Having this presence online has led to many of my jobs. Let me give you a few examples of how this presence turned into paid jobs:

  • I showed my video reel at a job interview for Stanbridge College’s Lead Videography position. My future boss and co-workers were floored with the diversity of my work, and I got the job that day.
  • The producers of a feature length documentary saw my motion graphics work I did for www.TakePart.com on a series of videos about the Occupy movement. They asked me to do a sample for them. They hired me to do all of the motion graphics for this project headed by Matthew Marsden. Unfortunately the project got cancelled after I put many hours into it. I still had a lot of fun creating the graphics for this political documentary.
  • Many of the couples who hire me to shoot their weddings have seen samples of my work on my website. There is a clear connection between seeing my work and hiring me.
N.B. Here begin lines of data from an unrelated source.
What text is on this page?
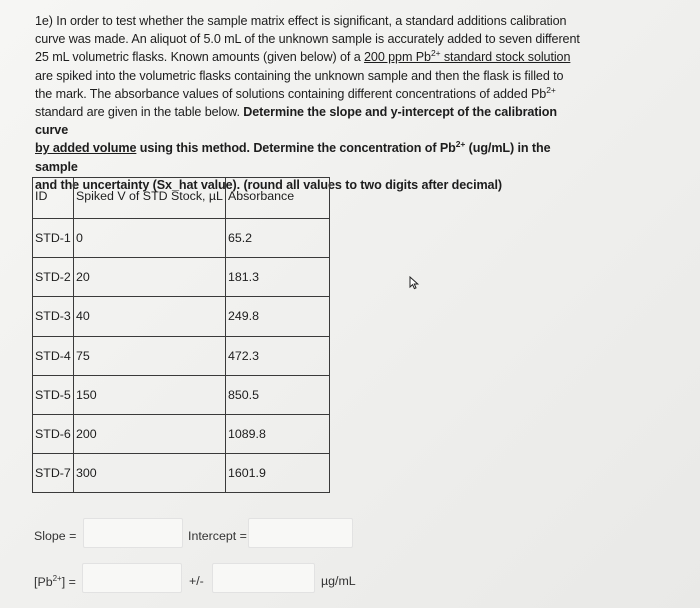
1e) In order to test whether the sample matrix effect is significant, a standard additions calibration
curve was made. An aliquot of 5.0 mL of the unknown sample is accurately added to seven different
25 mL volumetric flasks. Known amounts (given below) of a 200 ppm $Pb^{2+}$ standard stock solution
are spiked into the volumetric flasks containing the unknown sample and then the flask is filled to
the mark. The absorbance values of solutions containing different concentrations of added $Pb^{2+}$
standard are given in the table below. Determine the slope and y-intercept of the calibration curve
by added volume using this method. Determine the concentration of $Pb^{2+}$ (ug/mL) in the sample
and the uncertainty (Sx_hat value). (round all values to two digits after decimal)
ID	Spiked V of STD Stock, µL	Absorbance
STD-1	0	65.2
STD-2	20	181.3
STD-3	40	249.8
STD-4	75	472.3
STD-5	150	850.5
STD-6	200	1089.8
STD-7	300	1601.9
Slope =	Intercept =
$[Pb^{2+}]$ =	+/-	µg/mL
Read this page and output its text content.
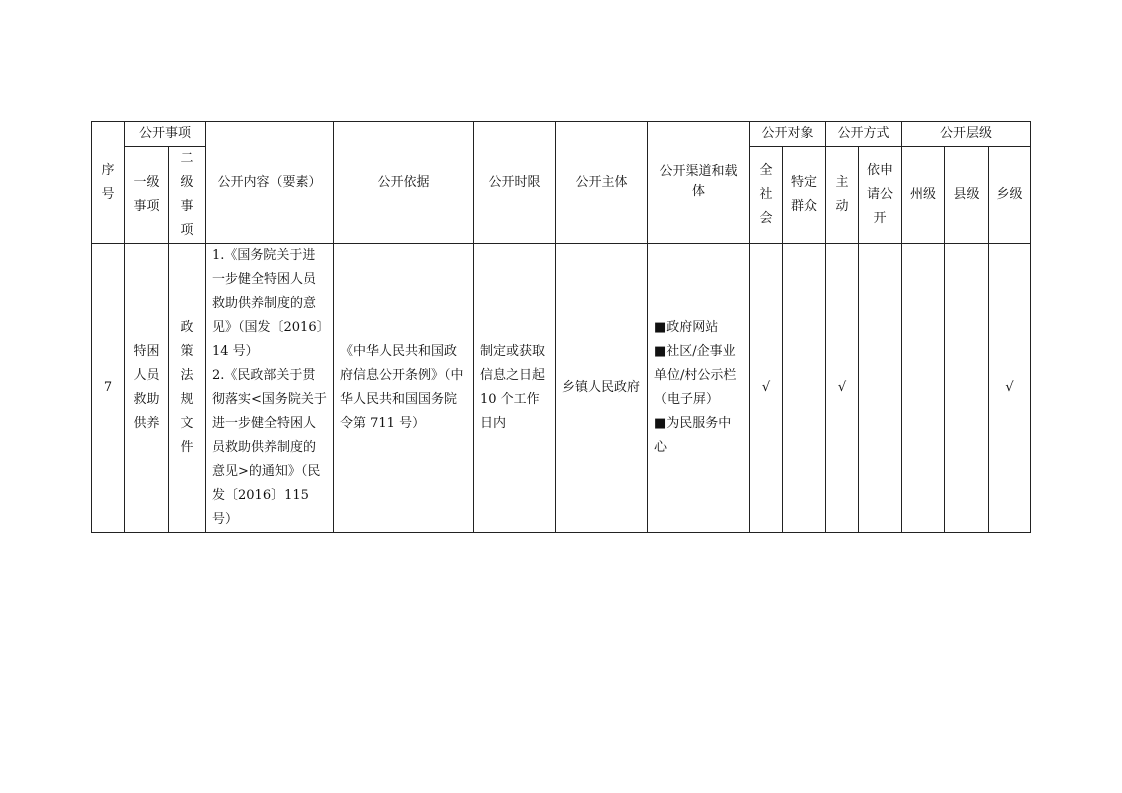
序号	公开事项		公开内容（要素）	公开依据	公开时限	公开主体	公开渠道和载体	公开对象		公开方式		公开层级		
	一级事项	二级事项						全社会	特定群众	主动	依申请公开	州级	县级	乡级
7	特困人员救助供养	政策法规文件	1.《国务院关于进一步健全特困人员救助供养制度的意见》（国发〔2016〕14 号）
2.《民政部关于贯彻落实<国务院关于进一步健全特困人员救助供养制度的意见>的通知》（民发〔2016〕115 号）	《中华人民共和国政府信息公开条例》（中华人民共和国国务院令第 711 号）	制定或获取信息之日起 10 个工作日内	乡镇人民政府	■政府网站
■社区/企事业单位/村公示栏（电子屏）
■为民服务中心	√		√				√
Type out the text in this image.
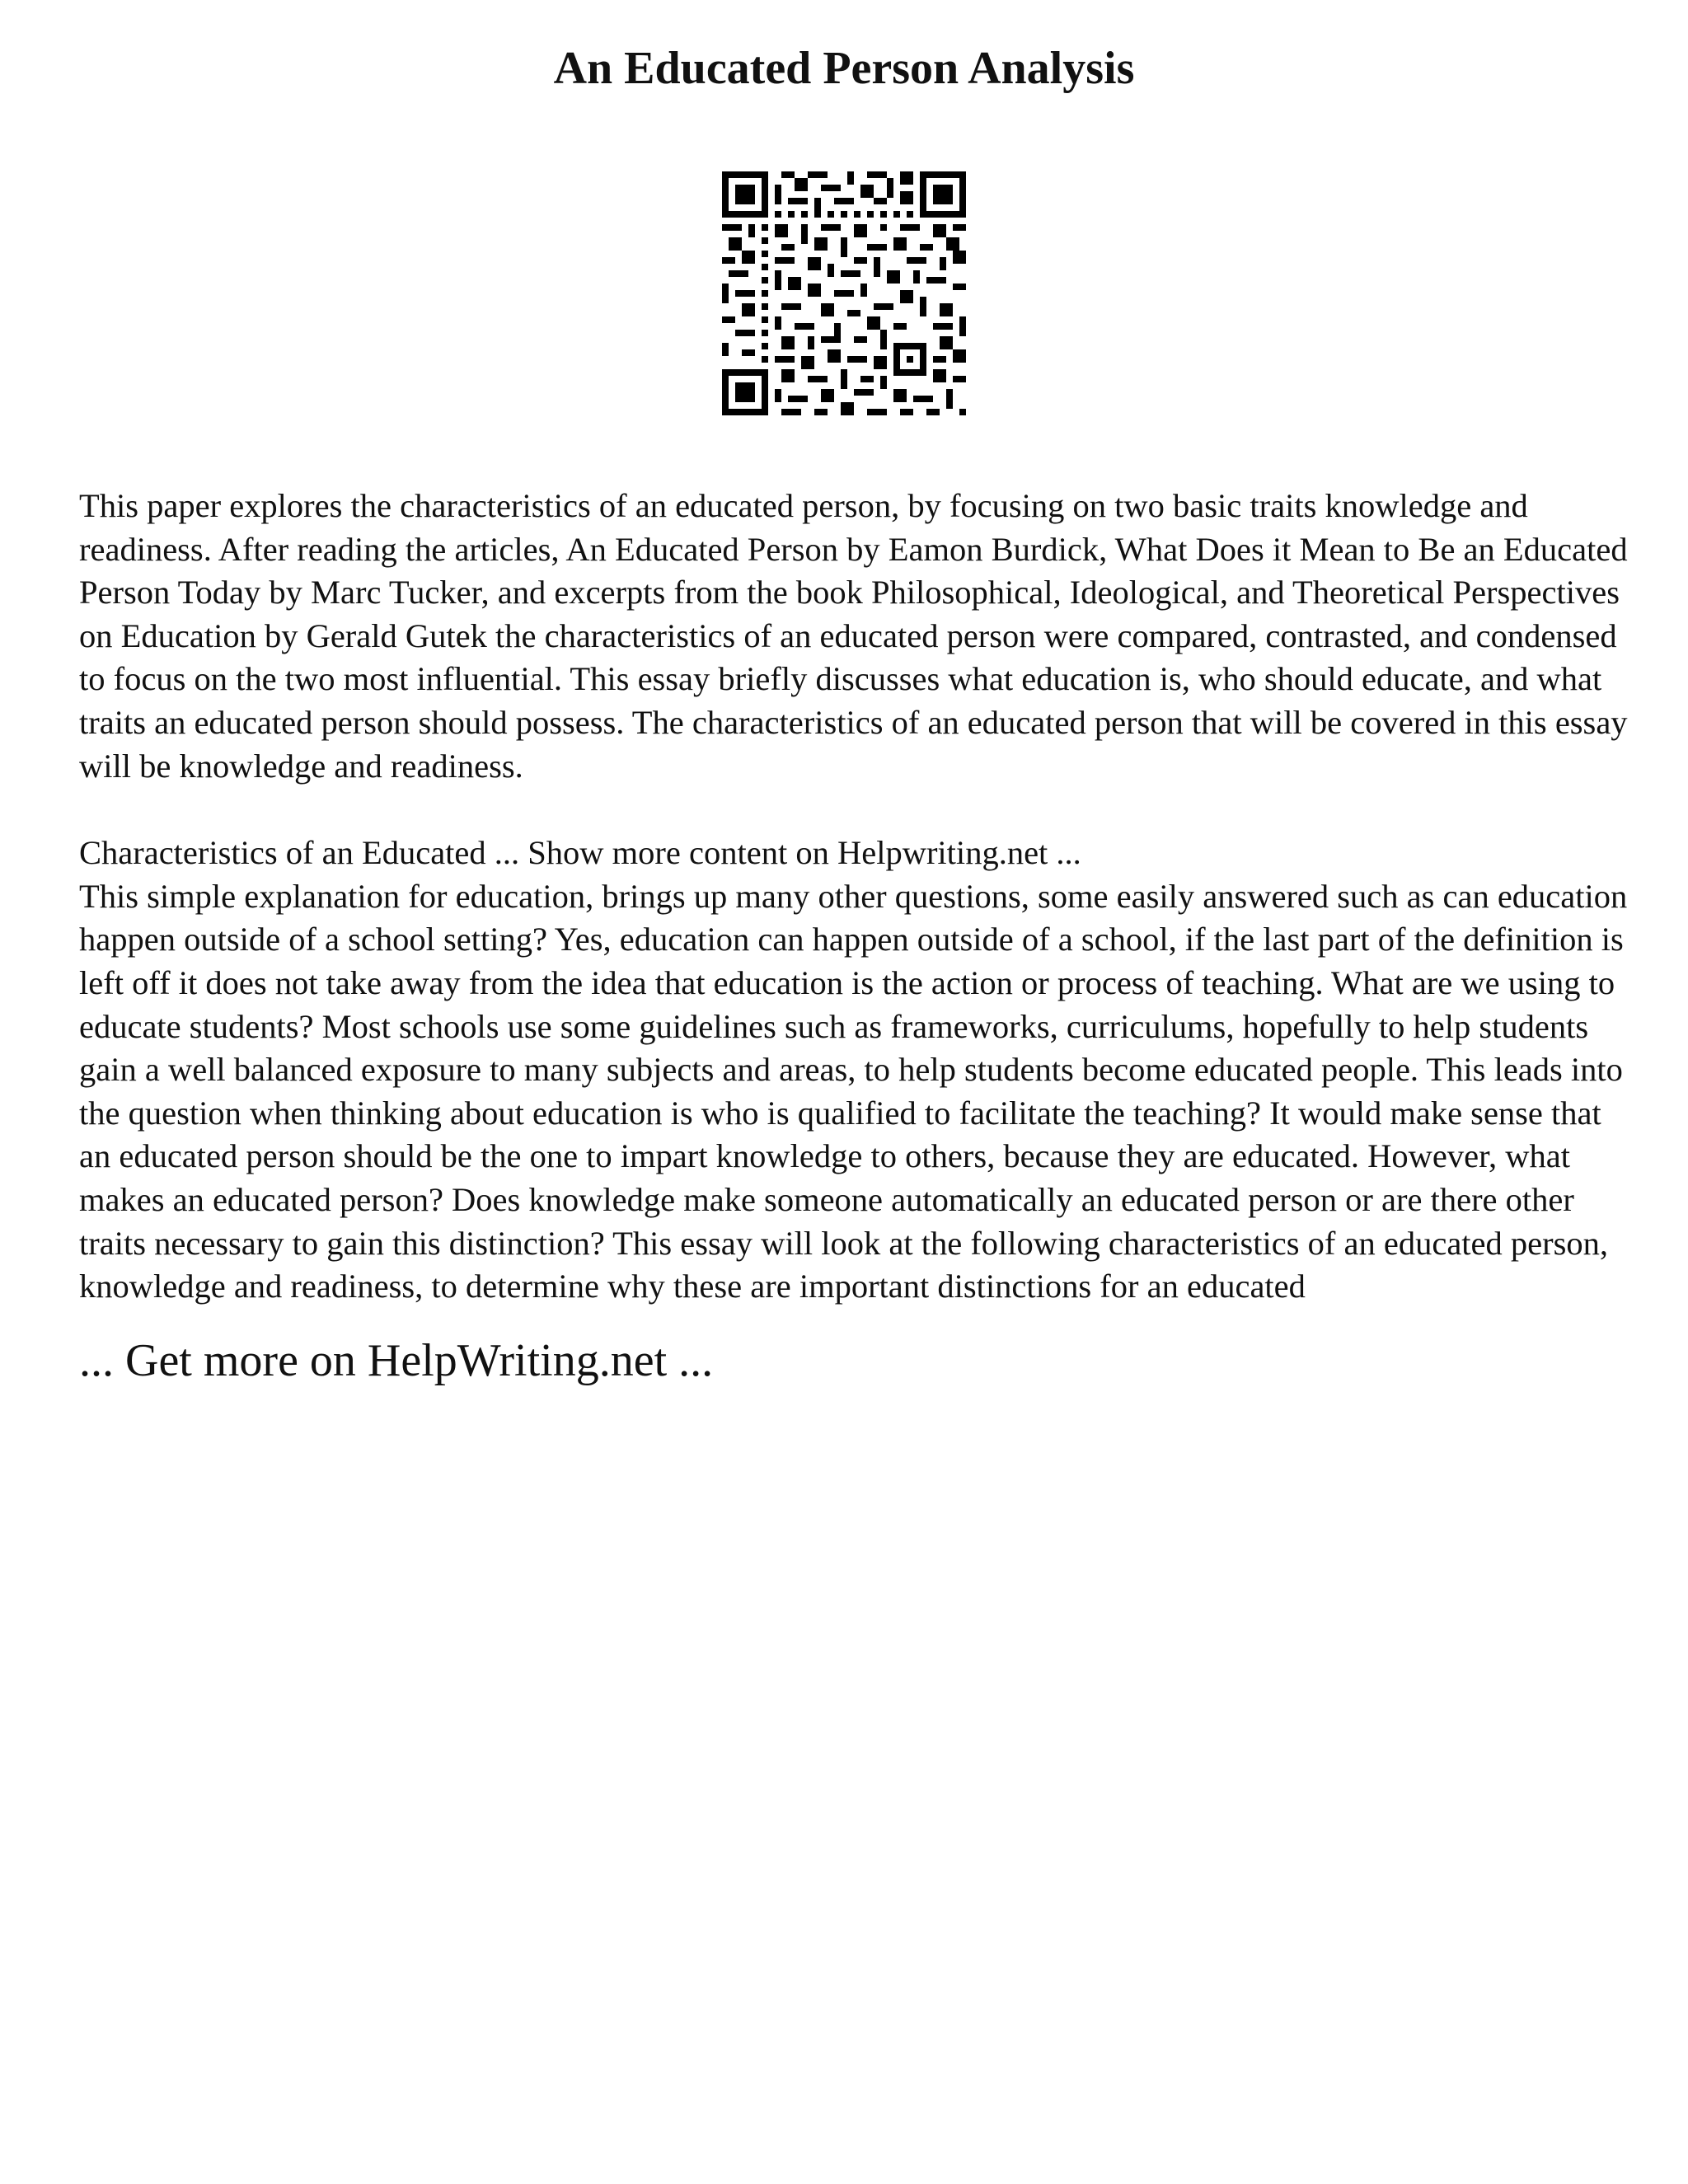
An Educated Person Analysis

This paper explores the characteristics of an educated person, by focusing on two basic traits knowledge and readiness. After reading the articles, An Educated Person by Eamon Burdick, What Does it Mean to Be an Educated Person Today by Marc Tucker, and excerpts from the book Philosophical, Ideological, and Theoretical Perspectives on Education by Gerald Gutek the characteristics of an educated person were compared, contrasted, and condensed to focus on the two most influential. This essay briefly discusses what education is, who should educate, and what traits an educated person should possess. The characteristics of an educated person that will be covered in this essay will be knowledge and readiness.

Characteristics of an Educated ... Show more content on Helpwriting.net ...

This simple explanation for education, brings up many other questions, some easily answered such as can education happen outside of a school setting? Yes, education can happen outside of a school, if the last part of the definition is left off it does not take away from the idea that education is the action or process of teaching. What are we using to educate students? Most schools use some guidelines such as frameworks, curriculums, hopefully to help students gain a well balanced exposure to many subjects and areas, to help students become educated people. This leads into the question when thinking about education is who is qualified to facilitate the teaching? It would make sense that an educated person should be the one to impart knowledge to others, because they are educated. However, what makes an educated person? Does knowledge make someone automatically an educated person or are there other traits necessary to gain this distinction? This essay will look at the following characteristics of an educated person, knowledge and readiness, to determine why these are important distinctions for an educated

... Get more on HelpWriting.net ...
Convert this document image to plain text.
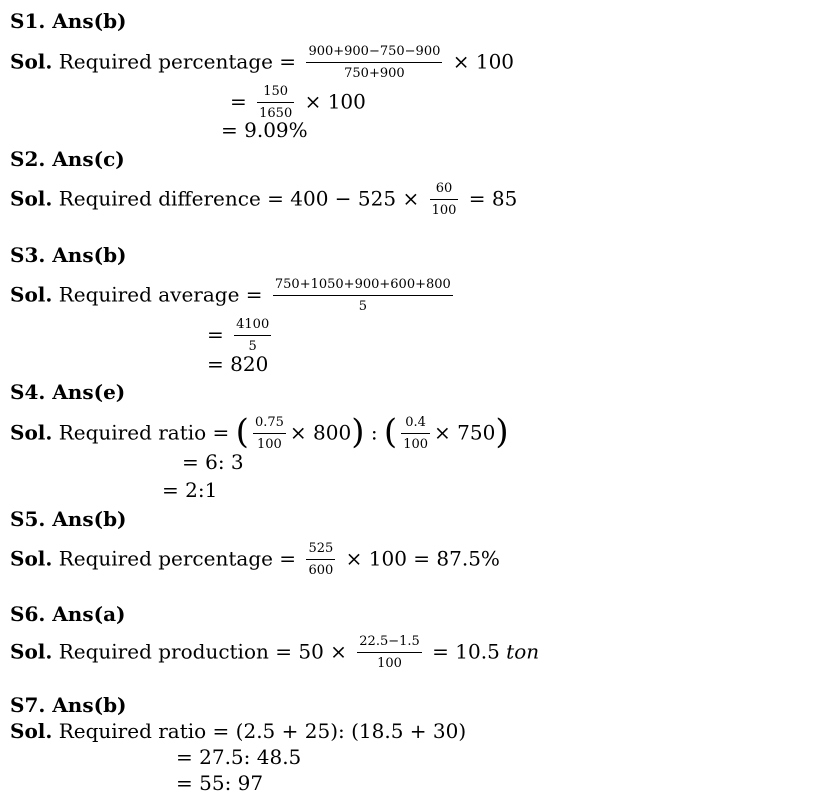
S1. Ans(b)
Sol. Required percentage = $\frac{900+900-750-900}{750+900} \times 100$
= $\frac{150}{1650} \times 100$
= 9.09%
S2. Ans(c)
Sol. Required difference = $400 - 525 \times \frac{60}{100} = 85$
S3. Ans(b)
Sol. Required average = $\frac{750+1050+900+600+800}{5}$
= $\frac{4100}{5}$
= 820
S4. Ans(e)
Sol. Required ratio = ( $\frac{0.75}{100} \times 800$) : ( $\frac{0.4}{100} \times 750$)
= 6: 3
= 2:1
S5. Ans(b)
Sol. Required percentage = $\frac{525}{600} \times 100 = 87.5\%$
S6. Ans(a)
Sol. Required production = $50 \times \frac{22.5-1.5}{100} = 10.5$ ton
S7. Ans(b)
Sol. Required ratio = (2.5 + 25): (18.5 + 30)
= 27.5: 48.5
= 55: 97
Lastly, I want to tell you my favorite story about landing a job because of my online portfolio. I was heading into my senior year at Loyola Marymount University and was looking for an internship. Participant Media, a major documentary and film producer in Beverly Hills, had open positions for video editing interns. I’d seen some of their work before, and even had a chance to meet with executives at an LMU networking event. I knew I wanted this internship. So I sent in my resume and cover letter with a link to my Vimeo profile. Back then, I didn’t have many videos on it, just some student films and little montages from my daily travels. I did have two experimental videos focusing on my friend Bobcatt. Yes his name is Bobcat (first name Robert, last name Catt). See the video below:

When the lead video editor called to ask me if I would want the editing internship, I jumped for joy. I couldn’t believe it! When explaining why they thought I’d be a good fit, he said he saw the short Bobcatt videos I did and thought they were unique and well executed. After my internship, they gave me a one-year contract. This led to the documentary motion graphics job, producing an awards ceremony video package for a non-profit, and launched me into my video career.

Sometimes I wonder to myself if I didn’t make that short and silly video, if I would have landed that first internship. And if I hadn’t have landed that internship, where would I be today?

So get your stuff out there. Put it online for people to see. And see what happens. It can only help!